Project

General

Profile

Actions

Bug #10955

open

XMLRPC sync errors when failover peer IP is specified in DHCP server settings

Added by Max Leighton 12 months ago. Updated 2 days ago.

Status:
Pull Request Review
Priority:
Normal
Category:
XMLRPC
Target version:
Start date:
10/04/2020
Due date:
% Done:

100%

Estimated time:
Plus Target Version:
Plus-Next
Release Notes:
Default
Affected Version:
2.5.0
Affected Architecture:

Description

Forum post: https://forum.netgate.com/topic/156974/xmlrpc-sync-error-built-on-sun-sep-20-01-01-05-edt-2020

I'm seeing this behavior in:

2.5.0-DEVELOPMENT (amd64)
built on Sun Oct 04 18:53:52 EDT 2020
FreeBSD 12.2-STABLE

DHCPv6 Relay and DHCPv6 Server & RA are disabled on all interfaces and no IPv6 configuration exists whatsoever. Any configuration change made on the primary node triggers two errors and does not sync to the secondary.

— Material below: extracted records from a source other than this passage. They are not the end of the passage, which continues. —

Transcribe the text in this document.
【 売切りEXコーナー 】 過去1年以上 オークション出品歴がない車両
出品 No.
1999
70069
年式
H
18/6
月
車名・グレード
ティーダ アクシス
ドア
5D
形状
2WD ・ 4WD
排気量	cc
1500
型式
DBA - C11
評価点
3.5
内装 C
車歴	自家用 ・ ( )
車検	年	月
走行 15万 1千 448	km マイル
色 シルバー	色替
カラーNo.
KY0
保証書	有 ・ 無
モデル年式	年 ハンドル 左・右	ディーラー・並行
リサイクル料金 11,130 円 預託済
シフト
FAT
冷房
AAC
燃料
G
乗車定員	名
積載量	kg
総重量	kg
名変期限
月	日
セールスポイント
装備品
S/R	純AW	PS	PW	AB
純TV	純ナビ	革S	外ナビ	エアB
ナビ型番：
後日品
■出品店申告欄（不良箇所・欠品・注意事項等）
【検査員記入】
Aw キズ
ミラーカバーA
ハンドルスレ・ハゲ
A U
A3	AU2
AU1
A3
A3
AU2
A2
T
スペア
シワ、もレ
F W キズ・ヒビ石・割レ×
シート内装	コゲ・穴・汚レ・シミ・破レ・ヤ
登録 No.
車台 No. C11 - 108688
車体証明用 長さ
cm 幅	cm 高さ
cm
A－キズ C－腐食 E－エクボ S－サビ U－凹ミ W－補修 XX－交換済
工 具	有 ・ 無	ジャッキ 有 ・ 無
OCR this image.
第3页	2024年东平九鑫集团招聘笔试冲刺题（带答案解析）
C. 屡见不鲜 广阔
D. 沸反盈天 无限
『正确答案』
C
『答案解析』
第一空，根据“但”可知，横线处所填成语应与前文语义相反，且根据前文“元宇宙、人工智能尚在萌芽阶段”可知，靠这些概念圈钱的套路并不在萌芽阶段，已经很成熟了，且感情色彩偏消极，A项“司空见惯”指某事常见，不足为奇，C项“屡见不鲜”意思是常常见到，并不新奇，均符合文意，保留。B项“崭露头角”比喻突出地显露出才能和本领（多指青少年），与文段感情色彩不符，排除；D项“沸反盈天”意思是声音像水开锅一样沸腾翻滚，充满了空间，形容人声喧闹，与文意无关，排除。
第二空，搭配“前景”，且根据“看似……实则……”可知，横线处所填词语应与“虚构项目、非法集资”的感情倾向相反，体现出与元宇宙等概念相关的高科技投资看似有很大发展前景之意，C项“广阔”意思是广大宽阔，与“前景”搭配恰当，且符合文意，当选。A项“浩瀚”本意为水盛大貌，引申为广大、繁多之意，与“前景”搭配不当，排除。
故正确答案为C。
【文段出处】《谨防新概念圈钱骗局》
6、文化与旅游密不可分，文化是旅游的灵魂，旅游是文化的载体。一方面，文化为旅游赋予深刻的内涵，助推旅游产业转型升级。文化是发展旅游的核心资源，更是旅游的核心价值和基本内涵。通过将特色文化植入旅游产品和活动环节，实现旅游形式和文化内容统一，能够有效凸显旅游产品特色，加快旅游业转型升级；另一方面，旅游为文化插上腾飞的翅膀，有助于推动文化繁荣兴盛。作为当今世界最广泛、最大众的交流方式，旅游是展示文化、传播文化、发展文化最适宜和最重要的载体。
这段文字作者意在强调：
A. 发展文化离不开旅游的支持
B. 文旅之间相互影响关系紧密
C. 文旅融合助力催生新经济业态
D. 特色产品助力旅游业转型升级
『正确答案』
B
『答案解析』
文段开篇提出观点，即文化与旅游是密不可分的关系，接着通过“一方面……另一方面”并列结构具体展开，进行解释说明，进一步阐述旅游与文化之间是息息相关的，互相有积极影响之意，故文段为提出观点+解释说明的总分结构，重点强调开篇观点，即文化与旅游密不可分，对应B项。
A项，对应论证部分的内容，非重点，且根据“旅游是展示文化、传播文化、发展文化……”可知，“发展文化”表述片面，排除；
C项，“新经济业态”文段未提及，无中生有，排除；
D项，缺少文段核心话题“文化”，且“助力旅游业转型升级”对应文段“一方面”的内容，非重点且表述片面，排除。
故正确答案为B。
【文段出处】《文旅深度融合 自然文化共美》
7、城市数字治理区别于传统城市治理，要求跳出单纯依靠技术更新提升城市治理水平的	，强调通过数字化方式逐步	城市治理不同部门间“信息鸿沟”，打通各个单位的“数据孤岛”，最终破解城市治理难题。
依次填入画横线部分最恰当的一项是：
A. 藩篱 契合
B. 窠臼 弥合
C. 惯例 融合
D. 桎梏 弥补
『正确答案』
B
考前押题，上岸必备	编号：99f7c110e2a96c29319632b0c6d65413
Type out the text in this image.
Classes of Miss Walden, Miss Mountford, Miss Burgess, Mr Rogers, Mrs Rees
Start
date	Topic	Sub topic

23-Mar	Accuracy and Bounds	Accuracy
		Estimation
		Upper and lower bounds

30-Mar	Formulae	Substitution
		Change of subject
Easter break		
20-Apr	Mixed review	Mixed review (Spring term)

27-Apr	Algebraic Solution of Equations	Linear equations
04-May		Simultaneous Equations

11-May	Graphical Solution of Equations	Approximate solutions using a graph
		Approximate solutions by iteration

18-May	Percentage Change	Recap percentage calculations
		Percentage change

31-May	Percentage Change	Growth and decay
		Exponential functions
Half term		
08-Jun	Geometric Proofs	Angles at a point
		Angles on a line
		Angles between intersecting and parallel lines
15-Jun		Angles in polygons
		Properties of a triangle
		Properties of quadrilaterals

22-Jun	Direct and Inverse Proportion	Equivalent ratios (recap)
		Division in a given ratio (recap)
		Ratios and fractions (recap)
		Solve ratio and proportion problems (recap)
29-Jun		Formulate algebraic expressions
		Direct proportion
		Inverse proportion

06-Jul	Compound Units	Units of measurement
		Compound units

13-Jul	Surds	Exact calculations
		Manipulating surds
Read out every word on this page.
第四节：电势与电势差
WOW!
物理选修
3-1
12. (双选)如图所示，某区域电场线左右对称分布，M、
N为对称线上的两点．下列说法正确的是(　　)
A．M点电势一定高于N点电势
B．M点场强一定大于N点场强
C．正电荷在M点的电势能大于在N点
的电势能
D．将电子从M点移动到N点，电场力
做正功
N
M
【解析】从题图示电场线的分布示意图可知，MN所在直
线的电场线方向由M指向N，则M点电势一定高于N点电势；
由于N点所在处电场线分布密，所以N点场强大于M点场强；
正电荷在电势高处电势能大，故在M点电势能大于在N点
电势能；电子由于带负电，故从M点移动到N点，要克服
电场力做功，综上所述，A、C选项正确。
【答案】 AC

Exception calling XMLRPC method restore_config_section # Impossible to encode value '' from type 'NULL'. No analogous type in XML_RPC. 2020-10-04 22:02:55
Exception calling XMLRPC method restore_config_section # Impossible to encode value '' from type 'NULL'. No analogous type in XML_RPC.
2020-10-04 22:02:56

Removing the Failover Peer IP from the DHCP server settings or unchecking DHCP server settings from the synced options in System>High Avail. Sync will resolve the issue and allow configuration changes to sync once again.

Actions #1

Updated by Jim Pingle 12 months ago

  • Status changed from New to Confirmed
  • Priority changed from Normal to Very High
  • Target version set to 2.5.0

I'm seeing this as well

Actions #3

Updated by Renato Botelho 12 months ago

  • Status changed from Confirmed to Feedback
  • Assignee set to Renato Botelho
  • % Done changed from 0 to 100

PR has been merged. Thanks!

Actions #4

Updated by Raul Ramos 12 months ago

I started the post i put my feedback here.

built on Fri Oct 09 14:15:42 EDT 2020 is working as expected.

Thanks

Actions #5

Updated by Viktor Gurov 12 months ago

  • Status changed from Feedback to Resolved

works fine on 2.5.0.a.20201009.1850 HA

Actions #6

Updated by Jim Pingle 11 months ago

  • Category changed from CARP to XMLRPC
Actions #7

Updated by Azamat Khakimyanov 6 months ago

  • Status changed from Resolved to Pull Request Review
  • Priority changed from Very High to Normal
  • Target version changed from 2.5.0 to Plus-Next

According to https://github.com/pfsense/pfsense/pull/4479/commits/64431f257bb831a8aa121c356bbef3ab28d0ddc1 function route_get was changed
$result = array();
foreach ($rtable[$family] as $item) {
- if ($item['destination'] == $target) {
+ if (ip_in_subnet($target, $item['destination'])) {
$result[] = $item;
but now when I opened /etc/inc/util.inc I see
$result = array();
foreach ($rtable[$family] as $item) {
if ($item['destination'] == $target ||
ip_in_subnet($target, $item['destination'])) {
$result[] = $item;
and there is a ticket https://go.netgate.com/helpdesk/tickets/81347 - on 21.02_p1 client has exactly the same issue which was described in Bug.
Looks like route_get function was rewritten again and it initiated Bug with HA cluster again.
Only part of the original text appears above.